According to data obtained from the National Emergency Management Agency (NEMA) website, it was estimated that 108 persons had lost their lives and 192 persons were reportedly injured from the floods that hit the affected states as at late August.

NEMA: An agency that feeds itself

NEMA, the body charged with the responsibility of coordinating plans and programmes for efficient and effective response to the disaster at the national level, has N 1,620,903,595 as for its total budgetary allocation for 2018 according to data obtained from the budget office. Its recurrent spending for 2018 is N988,783,363 which constitutes about 61% of the total budget.

The records suggest that NEMA’s execution of projects capable of alleviating the suffering of displaced persons from a natural disaster or mitigating the effects of disaster falls short of expectations and needs.

In a phone interview with NEMA spokesperson, Sani Datti, he defended the responses of the agency to disasters in the country.

“NEMA is doing everything in its power to assist people displaced by the flooding experienced across the country. We have our men on the ground and we are supplying relief materials to camps where they are needed,” he said.

When he was asked about the pre-disaster evacuation arrangements or policies put in place by NEMA to reduce casualties before the advent of a natural disaster, he said he was busy with a press release and should be contacted later.

“Your question is distracting me right now. I have a press release in 30 minutes. Please call back later,” he said.

The reporter tried reaching him on phone hours later but to no avail. His phone rang but he did not answer the calls.

The Assessment Capacities Project (ACAPS), a non-profit humanitarian agency, in a recent publication revealed that river levels in the 12 most affected states had increased due to flooding, affecting 441,250 people and displacing 141,360 between late August and 24 September.

The report stated that Rivers and Bayelsa states are likely to be among the worst affected states but initial calculations indicate that 13,030 homes were damaged or destroyed across all affected states as of late August.

Making a difference before disaster strikes

A non-governmental organization based in Ibadan, Center for Disaster Risk and Crises Reduction (CDRSC), in collaboration with Global Network for Disaster Reduction (GNDR) launched a project named FRONTLINE to strengthen local engagement by communicating with local groups in disaster-prone areas. The project was aimed at sensitising people about risks in their communities and train them to take local action towards resilience building.

The project, which was launched earlier this year, spans across several states including Lagos, Imo, Kwara, Cross River and Akwa Ibom. Nigeria is among the few selected pilot countries to implement the project because of its level of risk and the need to make communities at the frontline of disasters prepared and committed to reducing the adverse effects of natural disaster.



    In a chat with the Executive director of the Center for Disaster Risk and Crises Reduction (CDRSC), Amusat Kolawole, he urged the government to become more involved in disaster risk reduction at the local levels.

    “The culture of disaster risk management has been imbibed in the country but we have a long way to go. Government efforts are only seen at the national level that is the reason disaster vulnerability keeps increasing at the community level,” he said.

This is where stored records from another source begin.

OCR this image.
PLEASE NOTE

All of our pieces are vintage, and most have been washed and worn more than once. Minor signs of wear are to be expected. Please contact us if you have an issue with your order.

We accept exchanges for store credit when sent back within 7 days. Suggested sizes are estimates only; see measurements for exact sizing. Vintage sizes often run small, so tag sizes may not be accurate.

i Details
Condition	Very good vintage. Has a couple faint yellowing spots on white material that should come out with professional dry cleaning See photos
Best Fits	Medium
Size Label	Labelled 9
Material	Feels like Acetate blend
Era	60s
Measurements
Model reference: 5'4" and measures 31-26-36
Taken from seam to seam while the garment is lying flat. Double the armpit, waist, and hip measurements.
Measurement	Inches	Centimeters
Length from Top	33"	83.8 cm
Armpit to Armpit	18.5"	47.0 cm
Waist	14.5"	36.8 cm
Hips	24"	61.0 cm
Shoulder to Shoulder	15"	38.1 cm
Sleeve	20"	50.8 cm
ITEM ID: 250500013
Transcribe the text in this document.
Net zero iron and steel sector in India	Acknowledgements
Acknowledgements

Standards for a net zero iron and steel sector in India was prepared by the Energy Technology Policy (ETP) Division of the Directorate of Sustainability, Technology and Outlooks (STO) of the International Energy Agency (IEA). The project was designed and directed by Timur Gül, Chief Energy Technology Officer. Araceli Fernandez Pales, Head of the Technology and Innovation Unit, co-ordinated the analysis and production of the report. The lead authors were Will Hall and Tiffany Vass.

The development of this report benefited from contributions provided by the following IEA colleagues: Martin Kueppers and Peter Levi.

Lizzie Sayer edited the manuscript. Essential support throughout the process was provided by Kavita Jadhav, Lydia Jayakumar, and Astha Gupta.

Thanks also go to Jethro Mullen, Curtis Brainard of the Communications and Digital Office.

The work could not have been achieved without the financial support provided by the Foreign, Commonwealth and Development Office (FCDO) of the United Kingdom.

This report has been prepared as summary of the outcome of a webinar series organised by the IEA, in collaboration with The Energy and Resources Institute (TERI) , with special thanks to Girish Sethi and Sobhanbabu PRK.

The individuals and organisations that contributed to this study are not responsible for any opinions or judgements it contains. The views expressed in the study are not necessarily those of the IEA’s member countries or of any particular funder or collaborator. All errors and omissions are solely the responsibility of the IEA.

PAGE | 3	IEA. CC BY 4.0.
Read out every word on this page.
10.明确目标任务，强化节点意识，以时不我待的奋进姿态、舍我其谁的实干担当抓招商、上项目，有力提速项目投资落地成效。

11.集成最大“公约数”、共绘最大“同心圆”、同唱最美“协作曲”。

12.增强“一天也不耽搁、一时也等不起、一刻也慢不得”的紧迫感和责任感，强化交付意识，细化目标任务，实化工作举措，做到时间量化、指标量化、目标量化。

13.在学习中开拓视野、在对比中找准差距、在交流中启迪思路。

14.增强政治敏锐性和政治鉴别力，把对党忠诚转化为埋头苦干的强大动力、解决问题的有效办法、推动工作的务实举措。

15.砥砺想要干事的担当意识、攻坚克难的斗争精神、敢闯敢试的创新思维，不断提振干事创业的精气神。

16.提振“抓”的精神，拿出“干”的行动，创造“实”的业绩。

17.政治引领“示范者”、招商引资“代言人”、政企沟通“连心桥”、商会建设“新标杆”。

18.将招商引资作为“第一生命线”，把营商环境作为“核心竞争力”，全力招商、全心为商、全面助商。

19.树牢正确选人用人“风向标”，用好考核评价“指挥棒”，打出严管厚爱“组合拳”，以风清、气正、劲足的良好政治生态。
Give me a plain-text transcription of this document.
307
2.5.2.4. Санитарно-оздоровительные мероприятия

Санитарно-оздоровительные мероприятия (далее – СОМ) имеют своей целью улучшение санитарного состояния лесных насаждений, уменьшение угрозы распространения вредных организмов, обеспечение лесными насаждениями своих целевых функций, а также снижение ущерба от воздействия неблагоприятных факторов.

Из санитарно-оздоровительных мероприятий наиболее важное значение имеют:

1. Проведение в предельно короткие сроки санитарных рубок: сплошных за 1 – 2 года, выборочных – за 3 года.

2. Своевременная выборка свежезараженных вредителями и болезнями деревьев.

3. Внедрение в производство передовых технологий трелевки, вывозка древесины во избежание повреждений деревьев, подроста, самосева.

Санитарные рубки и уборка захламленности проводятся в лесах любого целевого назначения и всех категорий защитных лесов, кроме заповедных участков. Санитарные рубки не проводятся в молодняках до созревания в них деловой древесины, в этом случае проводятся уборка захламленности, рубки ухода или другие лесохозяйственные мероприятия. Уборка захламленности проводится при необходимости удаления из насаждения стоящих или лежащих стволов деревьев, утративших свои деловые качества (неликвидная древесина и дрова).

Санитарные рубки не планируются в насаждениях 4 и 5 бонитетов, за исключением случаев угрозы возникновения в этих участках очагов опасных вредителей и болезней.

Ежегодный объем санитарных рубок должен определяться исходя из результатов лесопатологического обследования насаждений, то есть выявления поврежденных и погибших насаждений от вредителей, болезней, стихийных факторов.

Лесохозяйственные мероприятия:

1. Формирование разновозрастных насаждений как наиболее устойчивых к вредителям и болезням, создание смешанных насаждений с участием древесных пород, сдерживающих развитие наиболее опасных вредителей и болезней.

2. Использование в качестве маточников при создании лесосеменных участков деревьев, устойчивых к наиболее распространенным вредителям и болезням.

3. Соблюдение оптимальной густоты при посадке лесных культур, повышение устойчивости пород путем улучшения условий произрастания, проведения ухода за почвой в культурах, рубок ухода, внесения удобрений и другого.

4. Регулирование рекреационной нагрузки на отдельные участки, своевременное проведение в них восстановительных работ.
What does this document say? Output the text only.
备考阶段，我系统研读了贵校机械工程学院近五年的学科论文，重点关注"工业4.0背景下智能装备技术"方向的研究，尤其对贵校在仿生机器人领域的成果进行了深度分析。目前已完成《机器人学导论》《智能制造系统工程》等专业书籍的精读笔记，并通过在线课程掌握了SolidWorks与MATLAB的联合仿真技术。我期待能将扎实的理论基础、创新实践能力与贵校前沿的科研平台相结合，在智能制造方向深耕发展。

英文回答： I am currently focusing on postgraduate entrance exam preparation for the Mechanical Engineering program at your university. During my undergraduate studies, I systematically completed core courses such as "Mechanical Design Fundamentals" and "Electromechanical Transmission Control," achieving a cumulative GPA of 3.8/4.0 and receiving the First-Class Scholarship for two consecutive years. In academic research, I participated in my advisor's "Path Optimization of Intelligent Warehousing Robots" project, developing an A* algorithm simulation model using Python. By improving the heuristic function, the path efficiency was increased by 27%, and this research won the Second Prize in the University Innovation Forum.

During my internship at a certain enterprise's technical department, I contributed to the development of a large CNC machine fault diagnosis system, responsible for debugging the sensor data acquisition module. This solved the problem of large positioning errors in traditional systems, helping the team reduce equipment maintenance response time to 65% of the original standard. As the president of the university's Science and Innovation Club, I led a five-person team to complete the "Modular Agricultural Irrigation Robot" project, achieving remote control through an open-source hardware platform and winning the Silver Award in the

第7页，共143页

    “You can imagine how poor response will be if local governments do not have a contingency plan for threats like flood that can be activated to respond when there is flood disaster.  All what local governments do presently is to call for SEMA while SEMA, in turn, calls for NEMA for assistance and support.”

    “We need to make disaster risk management in Nigeria community based, bottom-top and we should be serious about preventing, mitigating and responding to natural disasters,” Kolawole said.

    Amos Abba is a journalist with the International Center for Investigative Reporting, ICIR, who believes that courageous investigative reporting is the key to social justice and accountability in the society.